Die verkannte Kunst: das Badische Landesmuseum in Karlsruhe zeigt bis Oktober eine Ausstellung zum Thema „Glasmalerei der Moderne“.  

Stuttgart - Manchmal glüht Malerei richtig von innen. Sprüht und blitzt, leuchtet sinnlich, erfasst den Betrachter mit einem blendenden, fast überirdischen Licht. Wie Johannes Schreiters über ein Meter hohes Bild mit dem geheimnisvollen Titel "S. D. G. 3", welches in verschiedenen, fein abgestimmten Orangetönen strahlt, leise in ein rosa angehauchtes Rot übergeht, von einer lilafarbenen Fläche überdeckt wird und doch auch da an manchen Stellen herausbricht, an denen dann das Lila aufknackt, brüchig wird. "Soli deo gloria" bedeutet die Abkürzung: "Gott allein sei Ehre". Aber bei längerem Verweilen entdeckt man, dass da ein Frauentorso versteckt ist, mit Brustwarze und doch deutlichen Konturen.
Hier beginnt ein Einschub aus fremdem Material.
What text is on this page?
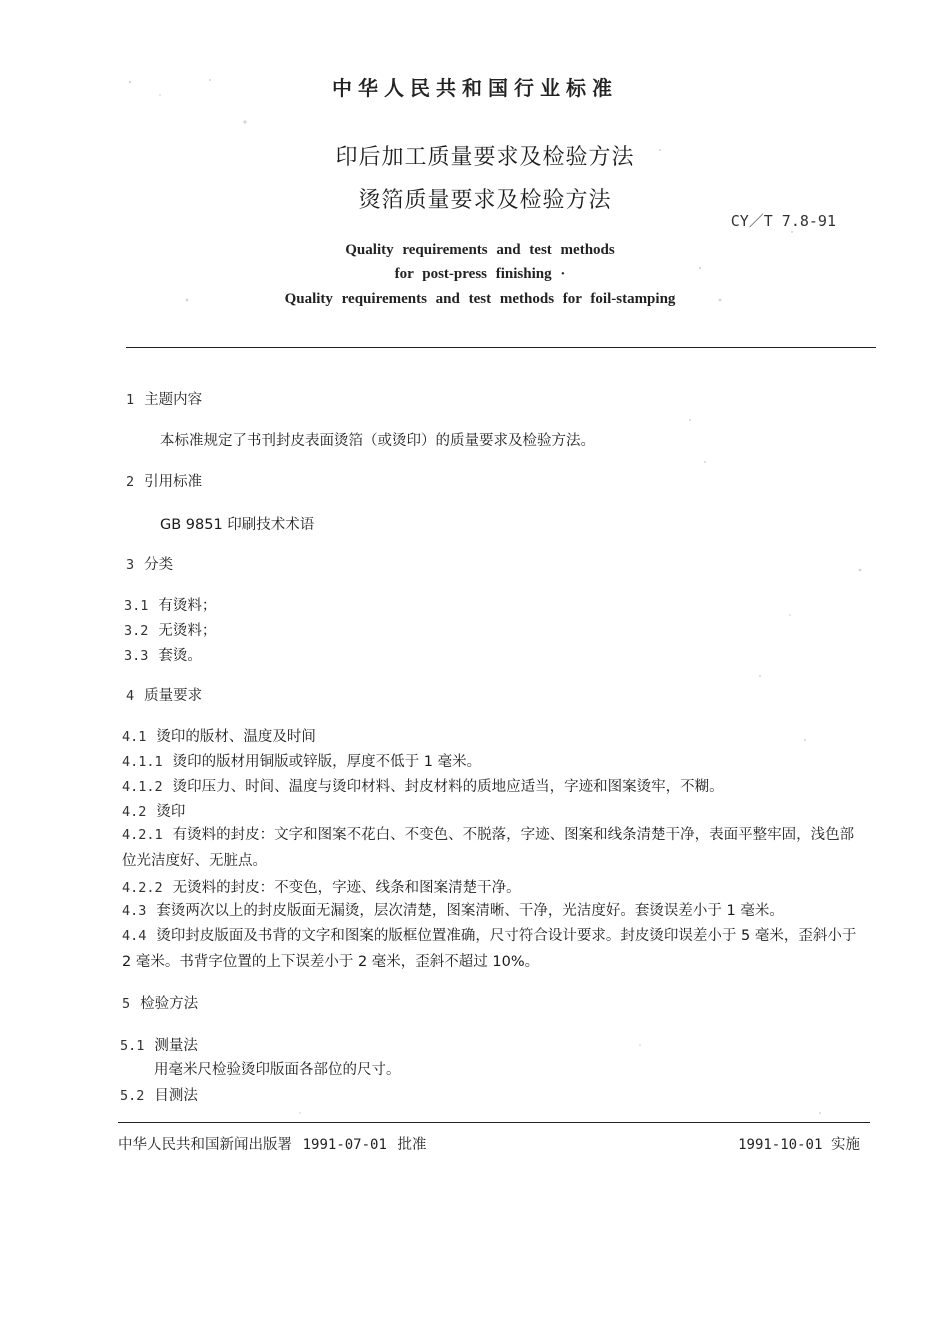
中华人民共和国行业标准
印后加工质量要求及检验方法
烫箔质量要求及检验方法
CY／T 7.8-91
Quality requirements and test methods
for post-press finishing ·
Quality requirements and test methods for foil-stamping
1 主题内容
本标准规定了书刊封皮表面烫箔（或烫印）的质量要求及检验方法。
2 引用标准
GB 9851 印刷技术术语
3 分类
3.1 有烫料；
3.2 无烫料；
3.3 套烫。
4 质量要求
4.1 烫印的版材、温度及时间
4.1.1 烫印的版材用铜版或锌版，厚度不低于 1 毫米。
4.1.2 烫印压力、时间、温度与烫印材料、封皮材料的质地应适当，字迹和图案烫牢，不糊。
4.2 烫印
4.2.1 有烫料的封皮：文字和图案不花白、不变色、不脱落，字迹、图案和线条清楚干净，表面平整牢固，浅色部位光洁度好、无脏点。
4.2.2 无烫料的封皮：不变色，字迹、线条和图案清楚干净。
4.3 套烫两次以上的封皮版面无漏烫，层次清楚，图案清晰、干净，光洁度好。套烫误差小于 1 毫米。
4.4 烫印封皮版面及书背的文字和图案的版框位置准确，尺寸符合设计要求。封皮烫印误差小于 5 毫米，歪斜小于 2 毫米。书背字位置的上下误差小于 2 毫米，歪斜不超过 10%。
5 检验方法
5.1 测量法
用毫米尺检验烫印版面各部位的尺寸。
5.2 目测法
中华人民共和国新闻出版署 1991-07-01 批准	1991-10-01 实施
Es ist auch eine Hommage an Schreiters Frau Edith.

 

Das Bild leuchtet aber nicht nur von innen, sondern auch von hinten: Es ist auf Glas gemalt. Man kennt sie vor allem aus den Kirchen. Auch zeitgenössische Künstler wie Gerhard Richter oder Markus Lüpertz haben sich an ihr ausprobiert, mit unterschiedlichem Ergebnis. Eine schön komponierte Ausstellung im Badischen Landesmuseum im Karlsruher Schloss zeigt jetzt ein wenig von der Vielfalt dieser Kunst, die nicht immer ganz ernst genommen wird, für viele zu nah am Religiösen ist oder zu dicht am Kunsthandwerk.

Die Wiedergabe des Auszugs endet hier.